Парень считал себя племянником Ананьича. Считал ли последний его таковым — неизвестно, но прием со стороны Ананьича этого, хотя и редкого, гостя не был никогда не только горячим, но даже приветливым. Несмотря на это, каждый раз Ананьич при посещении «племянника» отворял свою укладку и из дальнего ее угла вынимал женский чулок, в котором у него хранились деньги, и совал несколько монет в руку парня. Тот уходил, не сказав даже «спасибо». Ананьич провожал его угрюмым взглядом. За этим-то Ананьичем и послала игуменья Досифея послушницу Серафиму.
Через несколько минут он вместе с последней уже стоял перед игуменьей, одетый в нагольный тулуп, служивший ему уже десятки зим, держал в руках рваный треух.
— Слышал, Ананьич?.. — обратилась к нему Досифея.
— Слышал, матушка, слышал, дерзкое злодейство и надругательство… — прошамкал старик.
— Так ты, Ананьич, заколоти да схорони за оградой, да чтобы никто не знал, никому об этом ни гугу…
— Зачем зря болтать… матушка… Не ровен час… Самому расхлебывать ведь придется… — заметил Ананьич и, бережно взяв под мышку ящик, поплелся из комнаты.

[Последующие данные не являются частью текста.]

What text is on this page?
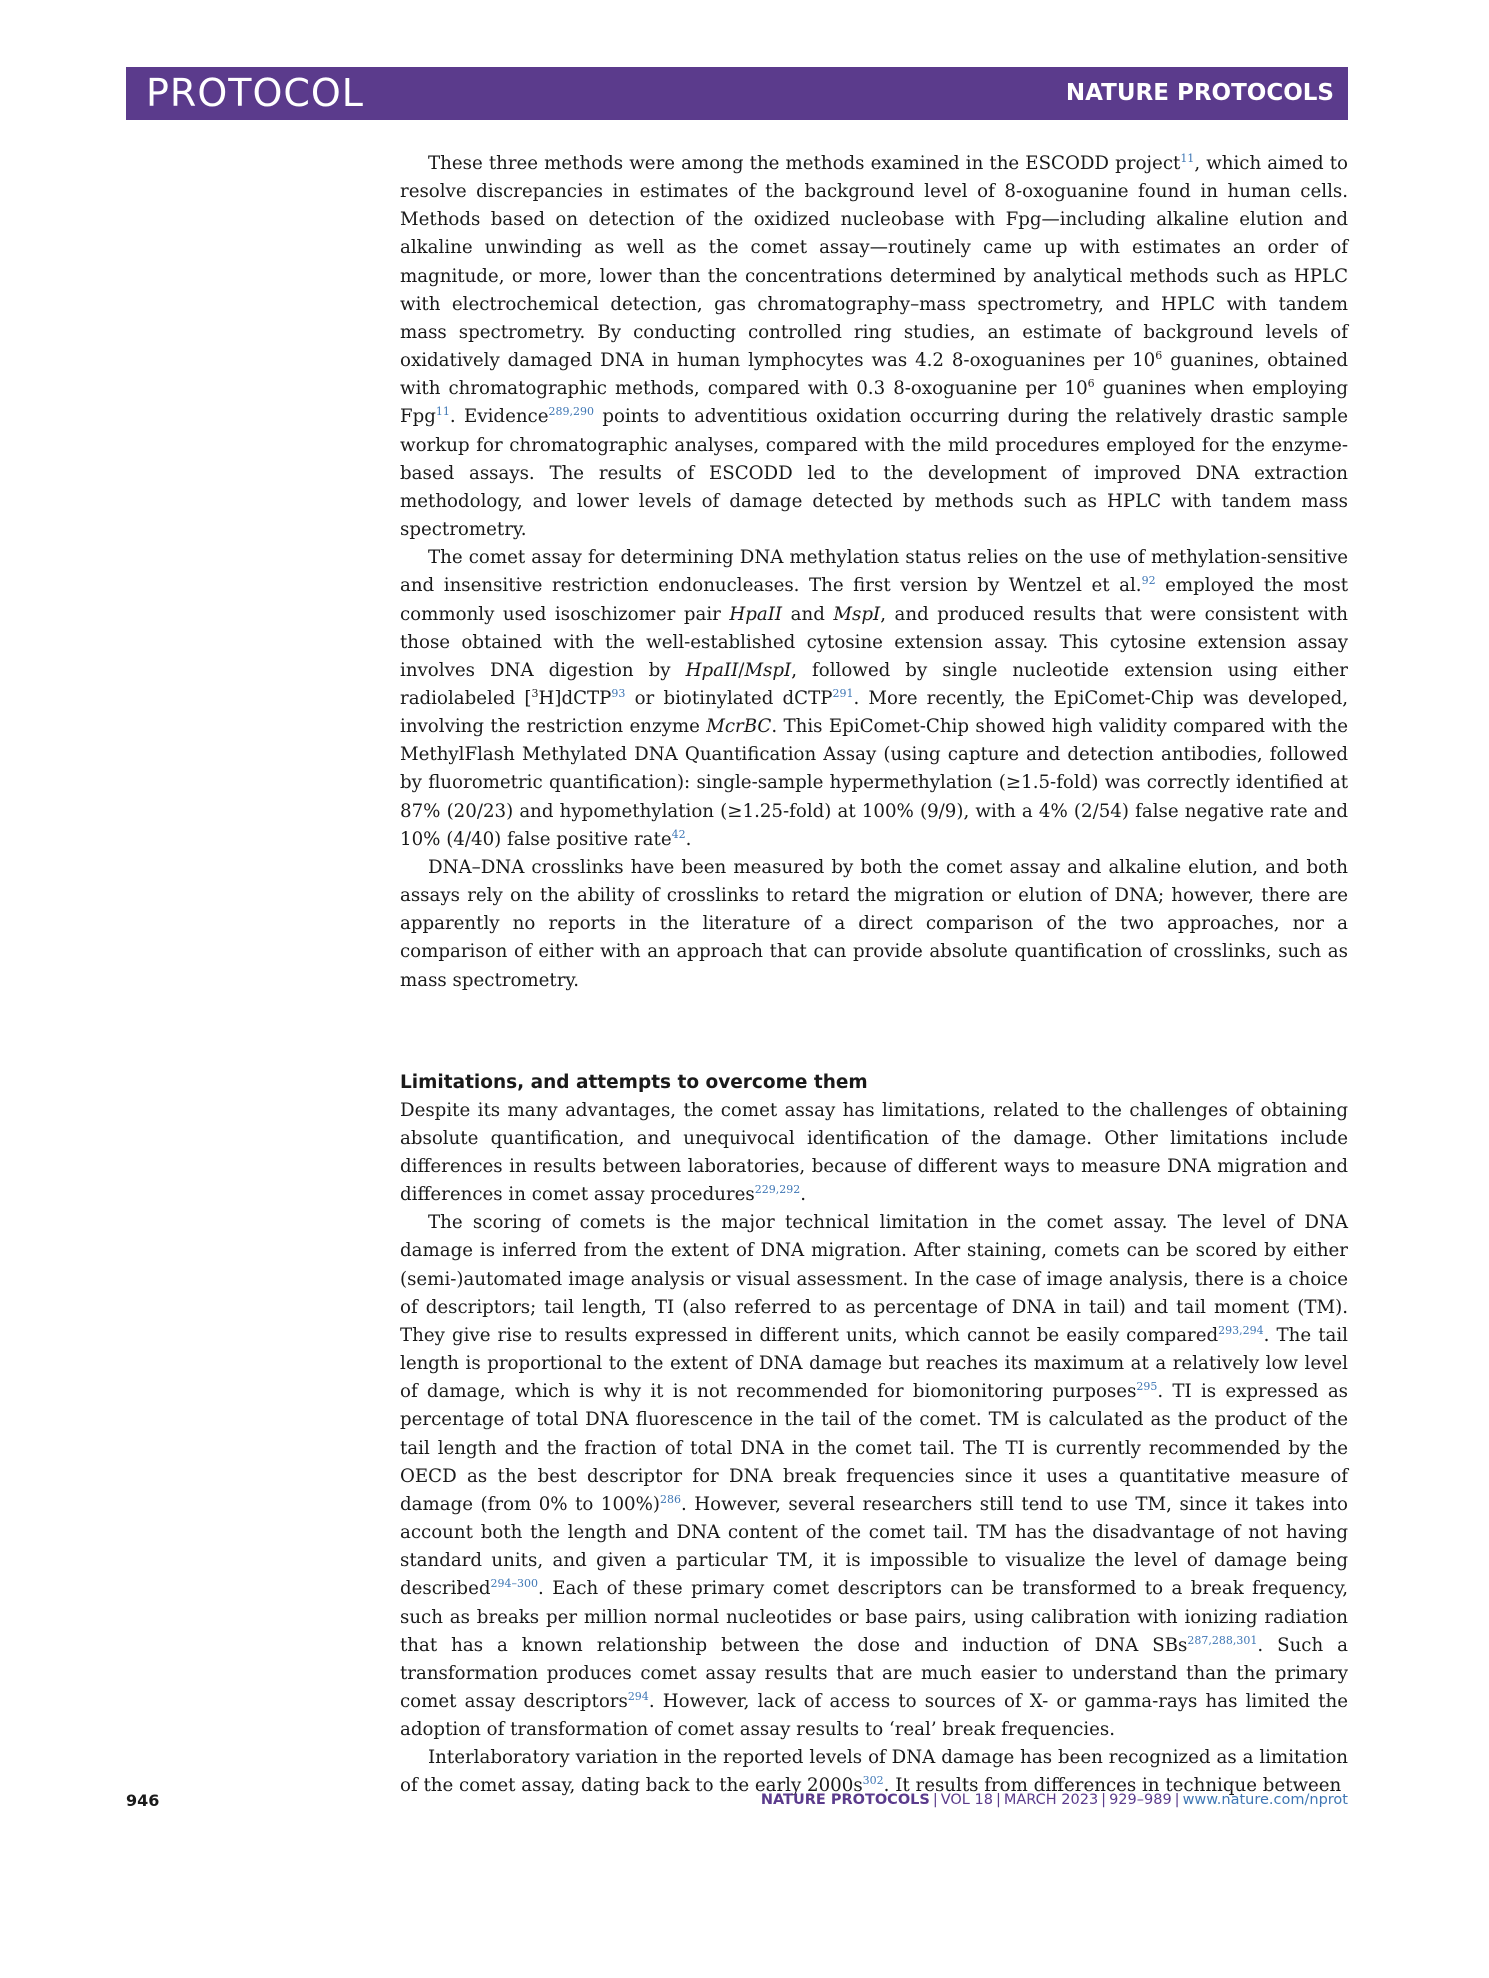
PROTOCOL	NATURE PROTOCOLS

These three methods were among the methods examined in the ESCODD project$^{11}$, which aimed to resolve discrepancies in estimates of the background level of 8-oxoguanine found in human cells. Methods based on detection of the oxidized nucleobase with Fpg—including alkaline elution and alkaline unwinding as well as the comet assay—routinely came up with estimates an order of magnitude, or more, lower than the concentrations determined by analytical methods such as HPLC with electrochemical detection, gas chromatography–mass spectrometry, and HPLC with tandem mass spectrometry. By conducting controlled ring studies, an estimate of background levels of oxidatively damaged DNA in human lymphocytes was 4.2 8-oxoguanines per $10^6$ guanines, obtained with chromatographic methods, compared with 0.3 8-oxoguanine per $10^6$ guanines when employing Fpg$^{11}$. Evidence$^{289,290}$ points to adventitious oxidation occurring during the relatively drastic sample workup for chromatographic analyses, compared with the mild procedures employed for the enzyme-based assays. The results of ESCODD led to the development of improved DNA extraction methodology, and lower levels of damage detected by methods such as HPLC with tandem mass spectrometry.

The comet assay for determining DNA methylation status relies on the use of methylation-sensitive and insensitive restriction endonucleases. The first version by Wentzel et al.$^{92}$ employed the most commonly used isoschizomer pair HpaII and MspI, and produced results that were consistent with those obtained with the well-established cytosine extension assay. This cytosine extension assay involves DNA digestion by HpaII/MspI, followed by single nucleotide extension using either radiolabeled [$^3$H]dCTP$^{93}$ or biotinylated dCTP$^{291}$. More recently, the EpiComet-Chip was developed, involving the restriction enzyme McrBC. This EpiComet-Chip showed high validity compared with the MethylFlash Methylated DNA Quantification Assay (using capture and detection antibodies, followed by fluorometric quantification): single-sample hypermethylation (≥1.5-fold) was correctly identified at 87% (20/23) and hypomethylation (≥1.25-fold) at 100% (9/9), with a 4% (2/54) false negative rate and 10% (4/40) false positive rate$^{42}$.

DNA–DNA crosslinks have been measured by both the comet assay and alkaline elution, and both assays rely on the ability of crosslinks to retard the migration or elution of DNA; however, there are apparently no reports in the literature of a direct comparison of the two approaches, nor a comparison of either with an approach that can provide absolute quantification of crosslinks, such as mass spectrometry.

Limitations, and attempts to overcome them

Despite its many advantages, the comet assay has limitations, related to the challenges of obtaining absolute quantification, and unequivocal identification of the damage. Other limitations include differences in results between laboratories, because of different ways to measure DNA migration and differences in comet assay procedures$^{229,292}$.

The scoring of comets is the major technical limitation in the comet assay. The level of DNA damage is inferred from the extent of DNA migration. After staining, comets can be scored by either (semi-)automated image analysis or visual assessment. In the case of image analysis, there is a choice of descriptors; tail length, TI (also referred to as percentage of DNA in tail) and tail moment (TM). They give rise to results expressed in different units, which cannot be easily compared$^{293,294}$. The tail length is proportional to the extent of DNA damage but reaches its maximum at a relatively low level of damage, which is why it is not recommended for biomonitoring purposes$^{295}$. TI is expressed as percentage of total DNA fluorescence in the tail of the comet. TM is calculated as the product of the tail length and the fraction of total DNA in the comet tail. The TI is currently recommended by the OECD as the best descriptor for DNA break frequencies since it uses a quantitative measure of damage (from 0% to 100%)$^{286}$. However, several researchers still tend to use TM, since it takes into account both the length and DNA content of the comet tail. TM has the disadvantage of not having standard units, and given a particular TM, it is impossible to visualize the level of damage being described$^{294-300}$. Each of these primary comet descriptors can be transformed to a break frequency, such as breaks per million normal nucleotides or base pairs, using calibration with ionizing radiation that has a known relationship between the dose and induction of DNA SBs$^{287,288,301}$. Such a transformation produces comet assay results that are much easier to understand than the primary comet assay descriptors$^{294}$. However, lack of access to sources of X- or gamma-rays has limited the adoption of transformation of comet assay results to ‘real’ break frequencies.

Interlaboratory variation in the reported levels of DNA damage has been recognized as a limitation of the comet assay, dating back to the early $2000s^{302}$. It results from differences in technique between

946	NATURE PROTOCOLS | VOL 18 | MARCH 2023 | 929–989 | www.nature.com/nprot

Игуменья Досифея дождалась, когда двери кельи затворились за ним, снова подошла к бесчувственной Марии и стала уже с большей энергией и стараньем приводить ее в чувство. Холодная вода и нашатырный спирт, наконец, возымели свое действие. Несчастная вздрогнула и открыла глаза.
— Убили, убили… — прошептали ее губы.
— Ты подь себе… — обратилась мать Досифея к Серафиме.
Та не заставила себе повторять приказание и быстро выскользнула из комнаты, плотно затворив за собою дверь. Игуменья Досифея и послушница Мария остались с глазу на глаз.
III
МОСКОВСКОЕ БЕСПРАВИЕ
Приказание Ананьичу, отданное игуменьей монастыря, ясно клонившееся к скрытию несомненно только что совершенного зверского преступления, на современный взгляд, являлось более чем странным, почти невозможным.
Для того чтобы понять, что игуменья Досифея действовала далеко не по-женски, а с «рассуждением», необходимо очертить, хотя несколькими штрихами, правовую жизнь России описываемого нами времени.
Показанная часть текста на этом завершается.